Our system is an ensemble of two regression models. The first integrates the diverse collection of meteorological measurements and dynamic model forecasts in the SubseasonalRodeo dataset and prunes irrelevant predictors using a customized multitask model selection procedure. The second uses only historical measurements of the target variable (temperature or precipitation) and introduces multitask nearest neighbor features into a weighted local linear regression. Each model alone is significantly more accurate than the operational U.S. Climate Forecasting System (CFSv2), and our ensemble skill exceeds that of the top Rodeo competitor for each target variable and forecast horizon.
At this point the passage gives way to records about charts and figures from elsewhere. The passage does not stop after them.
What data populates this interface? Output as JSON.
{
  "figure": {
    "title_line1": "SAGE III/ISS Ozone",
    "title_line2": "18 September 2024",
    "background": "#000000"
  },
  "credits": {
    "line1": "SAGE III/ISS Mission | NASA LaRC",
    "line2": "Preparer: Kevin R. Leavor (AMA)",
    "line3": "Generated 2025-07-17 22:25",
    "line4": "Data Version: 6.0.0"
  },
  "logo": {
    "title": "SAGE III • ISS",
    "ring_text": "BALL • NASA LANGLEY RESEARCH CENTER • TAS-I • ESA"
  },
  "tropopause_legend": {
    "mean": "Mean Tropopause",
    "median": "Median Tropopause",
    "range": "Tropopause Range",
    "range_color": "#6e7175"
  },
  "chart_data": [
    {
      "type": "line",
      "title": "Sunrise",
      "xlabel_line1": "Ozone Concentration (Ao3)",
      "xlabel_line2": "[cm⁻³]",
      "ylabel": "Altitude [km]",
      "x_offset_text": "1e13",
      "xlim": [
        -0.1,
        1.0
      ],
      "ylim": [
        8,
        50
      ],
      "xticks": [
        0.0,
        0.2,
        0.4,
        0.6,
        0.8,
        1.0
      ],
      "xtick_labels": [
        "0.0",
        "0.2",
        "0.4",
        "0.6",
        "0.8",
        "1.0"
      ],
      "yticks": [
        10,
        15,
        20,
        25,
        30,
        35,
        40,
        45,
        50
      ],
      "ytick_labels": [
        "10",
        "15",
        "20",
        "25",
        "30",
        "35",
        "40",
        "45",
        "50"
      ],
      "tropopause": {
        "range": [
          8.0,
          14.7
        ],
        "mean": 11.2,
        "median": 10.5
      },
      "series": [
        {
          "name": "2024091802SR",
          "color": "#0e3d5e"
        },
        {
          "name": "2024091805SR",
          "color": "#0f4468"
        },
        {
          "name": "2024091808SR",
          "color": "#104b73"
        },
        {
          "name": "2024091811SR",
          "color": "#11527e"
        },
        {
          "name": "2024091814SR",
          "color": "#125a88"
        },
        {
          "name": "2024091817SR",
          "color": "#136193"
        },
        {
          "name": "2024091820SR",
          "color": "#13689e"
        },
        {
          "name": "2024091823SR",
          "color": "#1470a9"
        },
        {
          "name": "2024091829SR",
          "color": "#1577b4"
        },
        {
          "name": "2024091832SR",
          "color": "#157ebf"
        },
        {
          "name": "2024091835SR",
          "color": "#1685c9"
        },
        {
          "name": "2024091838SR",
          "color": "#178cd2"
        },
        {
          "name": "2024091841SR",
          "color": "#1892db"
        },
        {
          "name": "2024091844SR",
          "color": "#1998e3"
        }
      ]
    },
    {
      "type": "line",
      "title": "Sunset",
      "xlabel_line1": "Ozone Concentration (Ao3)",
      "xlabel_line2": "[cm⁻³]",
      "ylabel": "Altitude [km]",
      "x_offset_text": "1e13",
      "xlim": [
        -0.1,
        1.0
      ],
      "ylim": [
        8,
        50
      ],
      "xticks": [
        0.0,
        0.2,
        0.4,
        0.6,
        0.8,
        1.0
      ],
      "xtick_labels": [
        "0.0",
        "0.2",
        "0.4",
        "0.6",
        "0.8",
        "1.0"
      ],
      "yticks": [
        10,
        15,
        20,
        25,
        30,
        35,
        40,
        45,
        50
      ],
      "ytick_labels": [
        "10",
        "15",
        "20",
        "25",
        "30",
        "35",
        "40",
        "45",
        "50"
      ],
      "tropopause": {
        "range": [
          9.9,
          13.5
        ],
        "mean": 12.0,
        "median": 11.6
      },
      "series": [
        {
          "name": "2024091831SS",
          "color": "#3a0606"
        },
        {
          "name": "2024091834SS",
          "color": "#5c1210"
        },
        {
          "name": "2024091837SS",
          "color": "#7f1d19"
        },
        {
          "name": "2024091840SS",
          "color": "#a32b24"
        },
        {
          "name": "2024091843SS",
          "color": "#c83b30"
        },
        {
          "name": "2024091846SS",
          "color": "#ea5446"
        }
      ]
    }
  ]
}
We hope that both our dataset and our methods will serve as valuable benchmarking tools for the subseasonal forecasting problem.
Bio:
Lester Mackey is a researcher at Microsoft Research New England. From 2013-2016, he was an assistant professor of Statistics and, by courtesy, Computer Science at Stanford University. Prior to this, Lester spent a year as a Simons Math+X postdoctoral fellow, working with Emmanuel Candes. He received his Ph.D. in Computer Science (2012) and M.A. in Statistics (2011) from UC Berkeley. He received his B.S.E. in Computer Science (2007) from Princeton University.
His current research interests include statistical machine learning, scalable algorithms, high-dimensional statistics, approximate inference, andprobability. Lately, Lester has been developing and analyzing scalable learning algorithms for healthcare, climate forecasting, approximate posterior inference, high-energy physics, recommender systems, and the social good.